Ganso marcou um gol lindo contra o Santos. Recebeu a bola quase dentro da pequena área, de costas, matou, girou e colocou-a no ângulo. Golaço mesmo. Além do mais, jogou boa partida. Deu passes, esteve presente, melhorou o nível do espetáculo com sua lucidez. Vem jogando assim ultimamente. Além de ser o meia refinado que sempre (está bem, quase sempre) foi, agora parece mais dedicado. Marca e corre mais. Tem feito a diferença.

Luiz Zanin, O Estado de S.Paulo

26 de agosto de 2014 | 02h03

Rogério Ceni ficou tão entusiasmado com estas últimas atuações do colega que declarou: Ganso, a continuar desse jeito, é jogador para o Real Madrid, para o Barcelona. É, ele não disse que, se prosseguir nesse caminho, Ganso é jogador para fazer história no São Paulo, clube que, afirmam os bem informados, acolherá Rogério como dirigente quando ele pendurar as luvas. Não. O ex-santista é jogador para o Barça, para o Real.

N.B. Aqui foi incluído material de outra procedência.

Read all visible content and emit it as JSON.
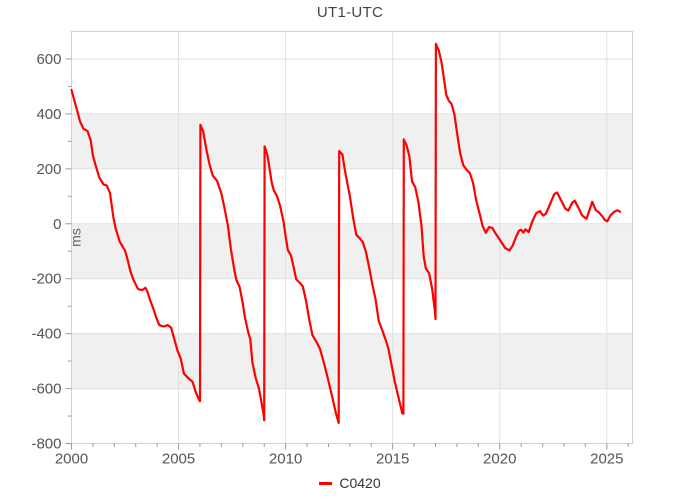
{
  "title": "UT1-UTC",
  "axes": {
    "y_unit_label": "ms"
  },
  "colors": {
    "line": "#ff0000",
    "band": "#f0f0f0",
    "grid": "#e0e0e0",
    "frame": "#d0d0d0",
    "tick": "#999999",
    "tick_text": "#555555",
    "title_text": "#444444",
    "unit_text": "#666666",
    "background": "#ffffff"
  },
  "legend": {
    "items": [
      {
        "label": "C0420",
        "color": "#ff0000"
      }
    ]
  },
  "chart_data": {
    "type": "line",
    "title": "UT1-UTC",
    "xlabel": "",
    "ylabel": "ms",
    "xlim": [
      2000,
      2026.2
    ],
    "ylim": [
      -800,
      700
    ],
    "x_major_ticks": [
      2000,
      2005,
      2010,
      2015,
      2020,
      2025
    ],
    "x_minor_tick_step": 1,
    "y_major_ticks": [
      600,
      400,
      200,
      0,
      -200,
      -400,
      -600,
      -800
    ],
    "y_minor_tick_step": 100,
    "shaded_bands": [
      [
        400,
        200
      ],
      [
        0,
        -200
      ],
      [
        -400,
        -600
      ]
    ],
    "grid": true,
    "legend_position": "bottom-center",
    "series": [
      {
        "name": "C0420",
        "color": "#ff0000",
        "points": [
          [
            2000.0,
            487
          ],
          [
            2000.2,
            430
          ],
          [
            2000.4,
            372
          ],
          [
            2000.55,
            347
          ],
          [
            2000.75,
            337
          ],
          [
            2000.9,
            302
          ],
          [
            2001.0,
            248
          ],
          [
            2001.15,
            207
          ],
          [
            2001.3,
            168
          ],
          [
            2001.5,
            143
          ],
          [
            2001.65,
            139
          ],
          [
            2001.8,
            112
          ],
          [
            2001.95,
            25
          ],
          [
            2002.05,
            -14
          ],
          [
            2002.25,
            -65
          ],
          [
            2002.5,
            -98
          ],
          [
            2002.6,
            -125
          ],
          [
            2002.75,
            -173
          ],
          [
            2002.9,
            -205
          ],
          [
            2003.1,
            -237
          ],
          [
            2003.3,
            -242
          ],
          [
            2003.45,
            -233
          ],
          [
            2003.55,
            -248
          ],
          [
            2003.65,
            -274
          ],
          [
            2003.8,
            -305
          ],
          [
            2003.95,
            -340
          ],
          [
            2004.1,
            -369
          ],
          [
            2004.3,
            -374
          ],
          [
            2004.5,
            -369
          ],
          [
            2004.65,
            -378
          ],
          [
            2004.8,
            -420
          ],
          [
            2004.95,
            -462
          ],
          [
            2005.1,
            -490
          ],
          [
            2005.25,
            -545
          ],
          [
            2005.45,
            -562
          ],
          [
            2005.65,
            -575
          ],
          [
            2005.8,
            -612
          ],
          [
            2005.95,
            -640
          ],
          [
            2006.0,
            -646
          ],
          [
            2006.02,
            360
          ],
          [
            2006.15,
            336
          ],
          [
            2006.3,
            270
          ],
          [
            2006.45,
            215
          ],
          [
            2006.6,
            175
          ],
          [
            2006.8,
            156
          ],
          [
            2007.0,
            110
          ],
          [
            2007.15,
            55
          ],
          [
            2007.3,
            -5
          ],
          [
            2007.45,
            -95
          ],
          [
            2007.6,
            -165
          ],
          [
            2007.7,
            -205
          ],
          [
            2007.85,
            -230
          ],
          [
            2008.0,
            -290
          ],
          [
            2008.1,
            -340
          ],
          [
            2008.25,
            -395
          ],
          [
            2008.35,
            -420
          ],
          [
            2008.45,
            -505
          ],
          [
            2008.6,
            -560
          ],
          [
            2008.75,
            -600
          ],
          [
            2008.85,
            -640
          ],
          [
            2008.97,
            -695
          ],
          [
            2009.0,
            -715
          ],
          [
            2009.02,
            282
          ],
          [
            2009.15,
            250
          ],
          [
            2009.25,
            200
          ],
          [
            2009.35,
            150
          ],
          [
            2009.45,
            122
          ],
          [
            2009.6,
            100
          ],
          [
            2009.75,
            62
          ],
          [
            2009.9,
            8
          ],
          [
            2010.0,
            -45
          ],
          [
            2010.1,
            -95
          ],
          [
            2010.25,
            -115
          ],
          [
            2010.4,
            -168
          ],
          [
            2010.5,
            -203
          ],
          [
            2010.65,
            -214
          ],
          [
            2010.8,
            -228
          ],
          [
            2010.95,
            -280
          ],
          [
            2011.1,
            -348
          ],
          [
            2011.25,
            -405
          ],
          [
            2011.45,
            -432
          ],
          [
            2011.6,
            -455
          ],
          [
            2011.8,
            -510
          ],
          [
            2012.0,
            -572
          ],
          [
            2012.2,
            -638
          ],
          [
            2012.35,
            -690
          ],
          [
            2012.48,
            -725
          ],
          [
            2012.5,
            265
          ],
          [
            2012.65,
            252
          ],
          [
            2012.8,
            180
          ],
          [
            2013.0,
            100
          ],
          [
            2013.15,
            22
          ],
          [
            2013.3,
            -40
          ],
          [
            2013.45,
            -52
          ],
          [
            2013.6,
            -66
          ],
          [
            2013.75,
            -102
          ],
          [
            2013.9,
            -158
          ],
          [
            2014.05,
            -220
          ],
          [
            2014.2,
            -276
          ],
          [
            2014.35,
            -355
          ],
          [
            2014.5,
            -385
          ],
          [
            2014.65,
            -418
          ],
          [
            2014.8,
            -455
          ],
          [
            2014.95,
            -515
          ],
          [
            2015.1,
            -575
          ],
          [
            2015.28,
            -635
          ],
          [
            2015.45,
            -690
          ],
          [
            2015.5,
            -692
          ],
          [
            2015.52,
            307
          ],
          [
            2015.65,
            285
          ],
          [
            2015.78,
            245
          ],
          [
            2015.9,
            155
          ],
          [
            2016.05,
            133
          ],
          [
            2016.2,
            80
          ],
          [
            2016.35,
            -12
          ],
          [
            2016.45,
            -120
          ],
          [
            2016.55,
            -163
          ],
          [
            2016.7,
            -180
          ],
          [
            2016.85,
            -240
          ],
          [
            2016.98,
            -325
          ],
          [
            2017.0,
            -347
          ],
          [
            2017.02,
            655
          ],
          [
            2017.15,
            632
          ],
          [
            2017.28,
            588
          ],
          [
            2017.4,
            525
          ],
          [
            2017.5,
            470
          ],
          [
            2017.62,
            448
          ],
          [
            2017.75,
            436
          ],
          [
            2017.88,
            398
          ],
          [
            2018.0,
            335
          ],
          [
            2018.15,
            258
          ],
          [
            2018.3,
            213
          ],
          [
            2018.45,
            197
          ],
          [
            2018.6,
            185
          ],
          [
            2018.75,
            150
          ],
          [
            2018.9,
            85
          ],
          [
            2019.05,
            40
          ],
          [
            2019.2,
            -8
          ],
          [
            2019.35,
            -33
          ],
          [
            2019.5,
            -12
          ],
          [
            2019.65,
            -15
          ],
          [
            2019.8,
            -35
          ],
          [
            2019.95,
            -52
          ],
          [
            2020.1,
            -70
          ],
          [
            2020.25,
            -88
          ],
          [
            2020.45,
            -97
          ],
          [
            2020.6,
            -80
          ],
          [
            2020.75,
            -50
          ],
          [
            2020.9,
            -25
          ],
          [
            2021.0,
            -22
          ],
          [
            2021.1,
            -32
          ],
          [
            2021.2,
            -20
          ],
          [
            2021.35,
            -30
          ],
          [
            2021.5,
            5
          ],
          [
            2021.7,
            38
          ],
          [
            2021.88,
            46
          ],
          [
            2022.02,
            30
          ],
          [
            2022.15,
            36
          ],
          [
            2022.35,
            72
          ],
          [
            2022.55,
            108
          ],
          [
            2022.68,
            114
          ],
          [
            2022.85,
            88
          ],
          [
            2023.05,
            56
          ],
          [
            2023.2,
            48
          ],
          [
            2023.38,
            76
          ],
          [
            2023.5,
            84
          ],
          [
            2023.68,
            58
          ],
          [
            2023.85,
            30
          ],
          [
            2024.05,
            18
          ],
          [
            2024.2,
            52
          ],
          [
            2024.32,
            80
          ],
          [
            2024.48,
            50
          ],
          [
            2024.65,
            40
          ],
          [
            2024.8,
            26
          ],
          [
            2024.92,
            13
          ],
          [
            2025.02,
            9
          ],
          [
            2025.18,
            32
          ],
          [
            2025.35,
            44
          ],
          [
            2025.5,
            49
          ],
          [
            2025.62,
            44
          ]
        ]
      }
    ]
  }
}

Rogério não disse, mas pensou: se Ganso mantiver o nível, o São Paulo ficará pequeno para ele. Jogador bom não é para o Brasil.

Assim é e assim pensam todos. Os mais ingênuos achavam que o complexo de inferioridade brasileiro era coisa do passado. Uma síndrome contornável. Os realistas sabem que, mesmo nos períodos mais ufanistas, o complexo apenas adormece.

Está sempre prestes a acordar e sair ladrando pelas ruas. Depois dessa Copa, então, parece que se incorporou de vez àquilo que o grande psicólogo Dante Moreira Leite chamou de "caráter nacional brasileiro". Um traço definidor.

Traço que ficou claro depois dos jogos fatídicos da Copa. Daí a tentativa de alguns dos protagonistas colocarem distância entre eles e esses jogos. Luiz Felipe Scolari, depois da vitória do Grêmio sobre o Corinthians, disse que não queria mais falar dos 7 a 1. Que essa insistência se devia à falta de delicadeza dos jornalistas.

Outro que se rebelou foi Fred, cheio de brios depois de marcar dois gols na vitória do Fluminense sobre o Sport. Disse, para quem quisesse ouvir, que no Brasil precisa-se sempre de um bode expiatório e, no caso da Copa, ele, Fred, havia sido o eleito.

Tendo a dar razão aos dois. Ou melhor, aos três, incluindo nesse rol o Rogério Ceni. Qual a culpa de Fred ou Felipão? Bom, o centroavante não jogou nada na Copa. Não tem responsabilidade. Se um jogador vive má fase, cabe ao treinador poupá-lo. Quanto a Scolari, sua "culpa" foi ter errado na escalação diante de um adversário superior. Errou, mas quem não erra? Atire a primeira pedra quem nunca avaliou mal uma situação, como parece ter feito Scolari diante da Alemanha.

Li outro dia um ensaio brilhante de Nuno Ramos na revista Piauí. Ramos sugere que o mito do "verdadeiro futebol brasileiro" está acabando com o futebol no Brasil. O tal "verdadeiro futebol" seria aquele jogado na época de ouro, com Pelé, Garrincha, Didi, Gérson, Tostão, etc. Resumo mal e rapidamente, mas a ideia central do texto me parece a de que o fascínio por esse mito pode inibir a evolução do futebol brasileiro ao padrão de jogo mais moderno. Impede, em especial, que sejamos realistas. Cabia, naquele jogo em particular, atentar para o fato de que o adversário era muito superior e tomar as cautelas defensivas adequadas. Mas o "mito brasileiro" mandava avançar para cima deles. Montada para atacar, a seleção tomou sete. Fora o baile.

Aprendemos alguma coisa? Nada. Felipão e Fred querem apenas distância em relação àquele fato. Certo. Gostamos de construir biografias apenas com nosso perfil positivo. Somos heróis em tudo, dizia o poeta. É compreensível, mas a vida não é assim.

Poderiam tirar proveito da dura lição, mas apenas querem que seja reprimida e faça parte do nosso inconsciente futebolístico, como uma espécie de sonho mau. Já o realismo passivo de Rogério Ceni é parte integrante do mesmo impasse. Não valemos grande coisa: quando alguém pode fazer a diferença, o país torna-se pequeno para ele.

Entre o desejo de esquecimento de uns e o conformismo de outros, estamos encrencados e encalacrados. Quem terá a lucidez de nos tirar dessa paralisia mental?